Пример Толстого здесь особенно поучителен. Советы «не гнуть события», которые он давал молодым писателям, делались Толстым на основании его собственного писательского опыта. В «Войне и мире» он отверг эпизод жестокого избиения Анатоля Курагина Пьером — последний мог в мгновенном гневе поднять руку на Анатоля, но продолжительное избиение предполагало такие черты, которых в характере Безухова не было и не могло быть. Точно так же была отвергнута сцена «легкой игры» Анны Карениной с другом Вронского.

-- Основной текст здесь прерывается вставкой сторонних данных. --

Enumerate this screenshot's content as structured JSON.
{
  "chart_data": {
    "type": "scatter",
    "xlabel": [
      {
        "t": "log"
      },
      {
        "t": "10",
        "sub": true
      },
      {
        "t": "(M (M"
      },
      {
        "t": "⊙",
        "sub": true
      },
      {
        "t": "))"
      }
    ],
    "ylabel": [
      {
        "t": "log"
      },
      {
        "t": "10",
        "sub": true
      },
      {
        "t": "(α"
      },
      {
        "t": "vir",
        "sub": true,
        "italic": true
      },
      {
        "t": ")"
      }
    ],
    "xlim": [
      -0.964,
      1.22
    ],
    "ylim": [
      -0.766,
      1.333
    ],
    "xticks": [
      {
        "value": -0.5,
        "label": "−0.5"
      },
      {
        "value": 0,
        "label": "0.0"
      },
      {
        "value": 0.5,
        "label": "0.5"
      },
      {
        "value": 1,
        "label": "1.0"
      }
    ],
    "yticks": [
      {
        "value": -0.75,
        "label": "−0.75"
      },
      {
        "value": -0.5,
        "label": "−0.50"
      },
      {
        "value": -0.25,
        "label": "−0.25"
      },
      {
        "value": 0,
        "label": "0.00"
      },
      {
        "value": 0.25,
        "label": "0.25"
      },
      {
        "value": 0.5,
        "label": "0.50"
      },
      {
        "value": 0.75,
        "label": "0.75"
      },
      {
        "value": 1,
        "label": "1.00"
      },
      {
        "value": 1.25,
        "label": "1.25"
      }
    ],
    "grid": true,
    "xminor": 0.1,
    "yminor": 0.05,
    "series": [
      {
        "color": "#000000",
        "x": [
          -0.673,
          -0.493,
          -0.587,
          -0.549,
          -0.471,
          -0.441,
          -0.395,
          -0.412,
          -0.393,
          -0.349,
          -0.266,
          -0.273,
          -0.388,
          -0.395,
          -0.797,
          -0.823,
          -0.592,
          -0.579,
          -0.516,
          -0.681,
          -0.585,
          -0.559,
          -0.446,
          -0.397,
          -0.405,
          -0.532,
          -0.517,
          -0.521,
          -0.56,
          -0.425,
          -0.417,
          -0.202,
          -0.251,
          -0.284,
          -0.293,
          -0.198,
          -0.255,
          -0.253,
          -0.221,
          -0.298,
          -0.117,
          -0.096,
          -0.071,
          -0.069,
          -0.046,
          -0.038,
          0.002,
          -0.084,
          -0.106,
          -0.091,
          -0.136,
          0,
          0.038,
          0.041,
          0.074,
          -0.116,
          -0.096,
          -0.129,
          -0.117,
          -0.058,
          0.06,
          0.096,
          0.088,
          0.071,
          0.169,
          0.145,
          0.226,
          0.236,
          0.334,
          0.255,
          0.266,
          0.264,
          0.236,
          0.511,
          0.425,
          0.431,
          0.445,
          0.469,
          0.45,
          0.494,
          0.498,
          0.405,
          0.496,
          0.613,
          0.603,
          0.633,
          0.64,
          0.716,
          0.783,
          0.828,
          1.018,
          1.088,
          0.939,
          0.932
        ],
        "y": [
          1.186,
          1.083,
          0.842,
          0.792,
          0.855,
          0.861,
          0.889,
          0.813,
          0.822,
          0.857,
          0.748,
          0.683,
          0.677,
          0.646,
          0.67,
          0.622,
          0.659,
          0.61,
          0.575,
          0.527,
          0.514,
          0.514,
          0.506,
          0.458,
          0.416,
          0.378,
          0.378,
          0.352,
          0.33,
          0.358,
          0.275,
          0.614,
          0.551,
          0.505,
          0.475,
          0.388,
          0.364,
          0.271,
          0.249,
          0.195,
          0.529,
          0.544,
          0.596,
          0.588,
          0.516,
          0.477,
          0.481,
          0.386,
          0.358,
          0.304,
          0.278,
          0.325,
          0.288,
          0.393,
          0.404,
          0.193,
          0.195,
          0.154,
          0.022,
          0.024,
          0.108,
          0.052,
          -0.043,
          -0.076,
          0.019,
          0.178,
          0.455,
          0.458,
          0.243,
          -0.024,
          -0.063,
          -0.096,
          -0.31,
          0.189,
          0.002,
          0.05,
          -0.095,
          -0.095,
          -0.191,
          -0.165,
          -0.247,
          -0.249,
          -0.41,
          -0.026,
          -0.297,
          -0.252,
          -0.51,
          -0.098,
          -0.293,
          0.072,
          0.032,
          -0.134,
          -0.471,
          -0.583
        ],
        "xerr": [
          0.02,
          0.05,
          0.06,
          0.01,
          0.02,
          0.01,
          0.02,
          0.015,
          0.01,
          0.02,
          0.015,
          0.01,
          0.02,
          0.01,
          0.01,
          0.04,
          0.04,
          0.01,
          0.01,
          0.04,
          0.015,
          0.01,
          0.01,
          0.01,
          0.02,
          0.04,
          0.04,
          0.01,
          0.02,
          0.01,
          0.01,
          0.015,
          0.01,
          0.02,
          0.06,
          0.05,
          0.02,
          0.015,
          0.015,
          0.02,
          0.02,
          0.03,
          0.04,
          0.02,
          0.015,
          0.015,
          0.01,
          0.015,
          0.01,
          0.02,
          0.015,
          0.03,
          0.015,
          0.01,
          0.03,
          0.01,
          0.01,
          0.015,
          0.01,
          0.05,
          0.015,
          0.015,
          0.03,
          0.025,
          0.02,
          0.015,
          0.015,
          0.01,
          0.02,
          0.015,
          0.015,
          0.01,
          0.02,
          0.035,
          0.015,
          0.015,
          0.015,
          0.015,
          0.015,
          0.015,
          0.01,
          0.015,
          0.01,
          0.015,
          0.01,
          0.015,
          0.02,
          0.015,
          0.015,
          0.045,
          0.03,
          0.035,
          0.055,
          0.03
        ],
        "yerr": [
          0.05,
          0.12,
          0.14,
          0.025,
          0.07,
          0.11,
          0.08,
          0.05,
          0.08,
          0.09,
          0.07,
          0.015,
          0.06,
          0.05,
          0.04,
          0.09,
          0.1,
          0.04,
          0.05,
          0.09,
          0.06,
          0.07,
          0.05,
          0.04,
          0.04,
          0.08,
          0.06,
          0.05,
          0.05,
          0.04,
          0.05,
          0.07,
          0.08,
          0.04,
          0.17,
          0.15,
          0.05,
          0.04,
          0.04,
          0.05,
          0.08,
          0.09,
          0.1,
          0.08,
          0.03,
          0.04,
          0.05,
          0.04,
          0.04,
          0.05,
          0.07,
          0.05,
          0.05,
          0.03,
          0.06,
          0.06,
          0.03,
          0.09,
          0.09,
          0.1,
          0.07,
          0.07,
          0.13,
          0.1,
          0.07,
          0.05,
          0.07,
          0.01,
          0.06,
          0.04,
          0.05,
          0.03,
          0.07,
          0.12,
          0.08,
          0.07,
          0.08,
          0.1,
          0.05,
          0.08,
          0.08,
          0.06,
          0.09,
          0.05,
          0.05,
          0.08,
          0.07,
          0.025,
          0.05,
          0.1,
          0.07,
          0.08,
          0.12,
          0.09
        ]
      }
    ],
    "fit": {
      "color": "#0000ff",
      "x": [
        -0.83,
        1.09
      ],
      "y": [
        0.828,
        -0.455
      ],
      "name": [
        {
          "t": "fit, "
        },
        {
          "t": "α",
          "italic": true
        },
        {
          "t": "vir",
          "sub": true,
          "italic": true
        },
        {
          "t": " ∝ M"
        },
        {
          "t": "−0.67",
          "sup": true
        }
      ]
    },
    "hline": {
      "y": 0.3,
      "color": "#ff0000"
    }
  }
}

Исходя из той же неумолимой логики образов, романист отвергал вовсе одни сюжетные эпизоды, а другим неожиданно придавал совершенно иную направленность. Толстой рассказывал: «Глава о том, как Вронский принял свою роль после свидания с мужем, была у меня давно написана. Я стал поправлять, и совершенно неожиданно, но несомненно, Вронский стал стреляться. Теперь же для дальнейшего оказывается, что это было органически необходимо». «Я никогда не ожидал, что ход моих мыслей приведет меня к тому, к чему он привел меня», — рассказывал Толстой о работе над повестью «Крейцерова соната». И он с величайшим бесстрашием художника отдавался этим новым художественным исканиям, доверяясь «ходу своих мыслей», своего вживания в образ, а не покорного следования за героем. Какие бы конкретные варианты ни принимала в действительности эта напряженная работа «мысли» художника, она, разумеется, обязательна для создания глубокого, разностороннего и закономерного в своем единстве сюжета.